To understand both your fertility and your partner’s, Proov has partnered with YO Sperm to bring you the His and Hers Fertility Starter Kit! You can predict and confirm ovulation, as well as test the two major factors of sperm health.
5. Your age can impact your fertility.
Finally, while people in the US are, on average, waiting longer to have children, this does come with some complications. The older you get, especially if you’re older than 35, it can be more difficult to get pregnant, and pregnancy may come with additional risks.

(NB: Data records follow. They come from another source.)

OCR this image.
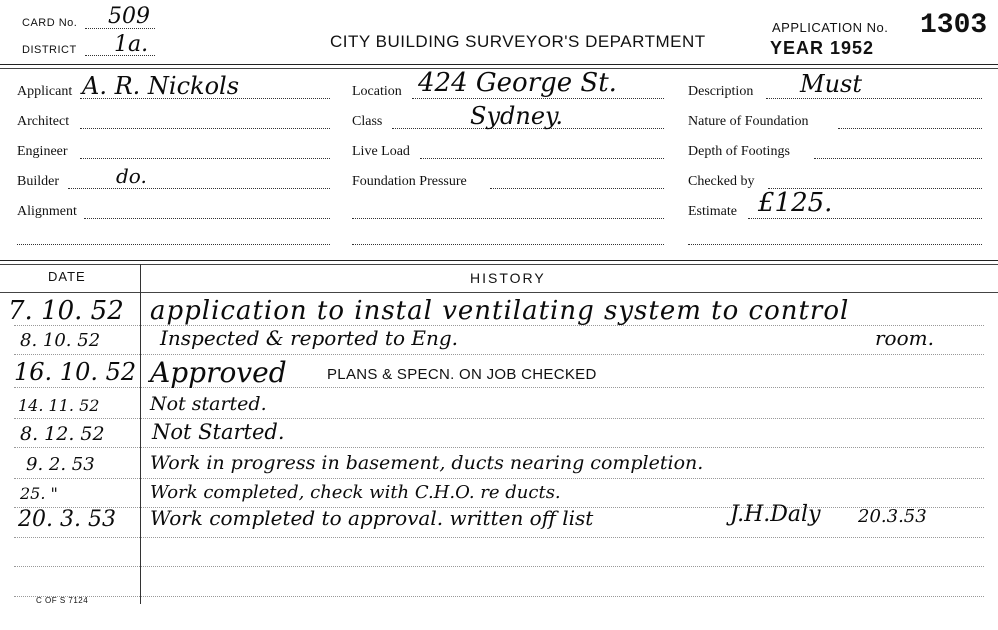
CARD No. 509
DISTRICT 1a.	CITY BUILDING SURVEYOR'S DEPARTMENT
APPLICATION No. 1303
YEAR 1952
Applicant A. R. Nickols
Architect
Engineer
Builder	do.
Alignment
Location 424 George St.
Class	Sydney.
Live Load
Foundation Pressure
Description Must
Nature of Foundation
Depth of Footings
Checked by
Estimate £125.
DATE	HISTORY
7. 10. 52 application to instal ventilating system to control
8. 10. 52	Inspected & reported to Eng.	room.
16. 10. 52 Approved	PLANS & SPECN. ON JOB CHECKED
14. 11. 52	Not started.
8. 12. 52 Not Started.
9. 2. 53	Work in progress in basement, ducts nearing completion.
25. "	Work completed, check with C.H.O. re ducts.
20. 3. 53 Work completed to approval. written off list	J.H.Daly 20.3.53
C OF S 7124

While perimenopause doesn’t typically start until your late 30s or early 40s at least, your ovarian reserve, or the number of possible eggs remaining, decreases significantly as you age. If you’re on the older side, or even if you’re younger but you’re having difficulty conceiving or want to understand your fertility better, it’s worth testing your ovarian reserve.You can do this easily with Proov Reserve, which tests your FSH levels to help you understand how many eggs you may have left or if you’re at risk of diminished ovarian reserve.